University of Koblenz appoints Franz-W. Aumund Honorary Senator
KOBLENZ UNIVERSITY OF APPLIED SCIENCE / FRANZ-W.-AUMUND-STIFTUNGFranz-W. Aumund founded the Franz-W. Aumund Foundation in 2006 within the donors’ association for German enterprises which dedicates itself to supporting high achieving successor generations in engineering and natural sciences. “Successful companies need – particularly in globalised markets – a business environment which makes success possible. A school and universities system which educates successor staff members forms an integral part of this, satisfying international requirements and holding their own in the face of international competition”, says Aumund, explaining his commitment. “To secure such quality cannot simply be a matter of the state, private commitment is also needed here.”
In 2008 the Koblenz University of Applied Sciences, along with the Technical University of Berlin, was accepted onto the sponsorship scheme of the Franz-W. Aumund Foundation through the contact of Franz-Walter Aumund to Prof. Dr.-Ing. Detlev Borstell, a former research and development chief at Aumund. Since then the discipline of machine building can award four new annual scholarships which offer 680 € monthly. On average 15 students from the Koblenz University of Applied Sciences are simultaneously supported by the foundation, the funding volume amounting to around 120 000 € per annum. The high proportion of female scholarships is noteworthy: Of the 23 students to date, five are women (22 %). According to the Koblenz University this proportion lies well above the general proportion of female students in the discipline of machine building.

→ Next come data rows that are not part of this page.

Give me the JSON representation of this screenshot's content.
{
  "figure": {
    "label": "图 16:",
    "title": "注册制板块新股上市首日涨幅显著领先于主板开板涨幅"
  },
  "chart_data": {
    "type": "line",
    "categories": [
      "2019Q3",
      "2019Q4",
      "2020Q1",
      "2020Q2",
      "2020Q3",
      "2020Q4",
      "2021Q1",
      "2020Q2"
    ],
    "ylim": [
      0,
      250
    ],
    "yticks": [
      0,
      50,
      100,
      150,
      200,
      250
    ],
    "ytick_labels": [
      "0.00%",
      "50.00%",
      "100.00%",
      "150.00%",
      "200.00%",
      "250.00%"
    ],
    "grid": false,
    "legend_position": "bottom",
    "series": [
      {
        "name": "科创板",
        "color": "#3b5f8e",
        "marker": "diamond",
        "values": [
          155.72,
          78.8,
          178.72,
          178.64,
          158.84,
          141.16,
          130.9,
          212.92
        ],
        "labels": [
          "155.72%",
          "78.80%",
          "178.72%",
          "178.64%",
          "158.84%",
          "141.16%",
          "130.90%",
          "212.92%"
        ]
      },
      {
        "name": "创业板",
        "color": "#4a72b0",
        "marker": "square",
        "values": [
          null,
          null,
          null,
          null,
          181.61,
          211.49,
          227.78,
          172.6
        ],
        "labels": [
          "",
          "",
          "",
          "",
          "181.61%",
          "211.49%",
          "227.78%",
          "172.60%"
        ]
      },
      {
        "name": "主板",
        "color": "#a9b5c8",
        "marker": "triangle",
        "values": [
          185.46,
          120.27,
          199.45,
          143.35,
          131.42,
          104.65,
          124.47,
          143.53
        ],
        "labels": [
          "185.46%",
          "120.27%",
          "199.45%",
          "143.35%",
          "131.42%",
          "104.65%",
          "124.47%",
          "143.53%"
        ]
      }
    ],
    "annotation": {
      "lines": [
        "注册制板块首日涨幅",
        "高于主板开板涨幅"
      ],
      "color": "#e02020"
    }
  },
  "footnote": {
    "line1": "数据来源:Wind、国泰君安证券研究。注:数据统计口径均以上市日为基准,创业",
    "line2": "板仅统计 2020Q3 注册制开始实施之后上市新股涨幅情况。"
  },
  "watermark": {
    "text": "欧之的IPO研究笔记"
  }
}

Over and above the financial assistance, the doors of the Aumund company and all worldwide subsidiaries are open to scholarship winners and all other (machine building) students at the Koblenz University of Applied Sciences. Since 2009 nine theses were completed in the Aumund Group, five graduates were scholarship winners of the foundation. “The supervision of students by the technical departmentsof Aumund is excellent,” says Borstell. As the scholarship continues to be paid for a study trip abroad for up to one term, stays abroad were made possible for scholarship winners in Spain, France, Great Britain, Finland, Egypt, India and China. “The scholarship program thus contributes also significantly to the internationalization efforts of the University in Koblenz,” explains Borstell.
“Owing to this really extraordinary commitment the study conditions for a group of students in the field of engineering are significantly improved”, according to Prof. Dr. Kristian Bosselmann-Cyran, President of the Koblenz University of Applied Sciences, who was very pleased with the decision of the Senate to appoint Franz-Walter Aumund the first honorary senator of the University.
Franz-Walter Aumund has inherited closeness to universities and social commitment in the truest sense of the word: His grandfather Heinrich Aumund was Professor of Conveying Technology in the 1920’s in Danzig and Berlin and has authored a number of standard reference works on conveying technology. In addition he also played a considerable role in several reforms of the German university landscape in the Weimar Republic.
Heinrich Aumund founded his company initially as an engineering firm for patent marketing in Berlin and moved it after the Second World War to Duisburg. Today theAumund Group is internationally active in the field of transport and storage techniques for solids with locations in Germany, the UK, China, Brazil, USA, India, France, Russia, Switzerland, United Arab Emirates and a worldwide network of agents.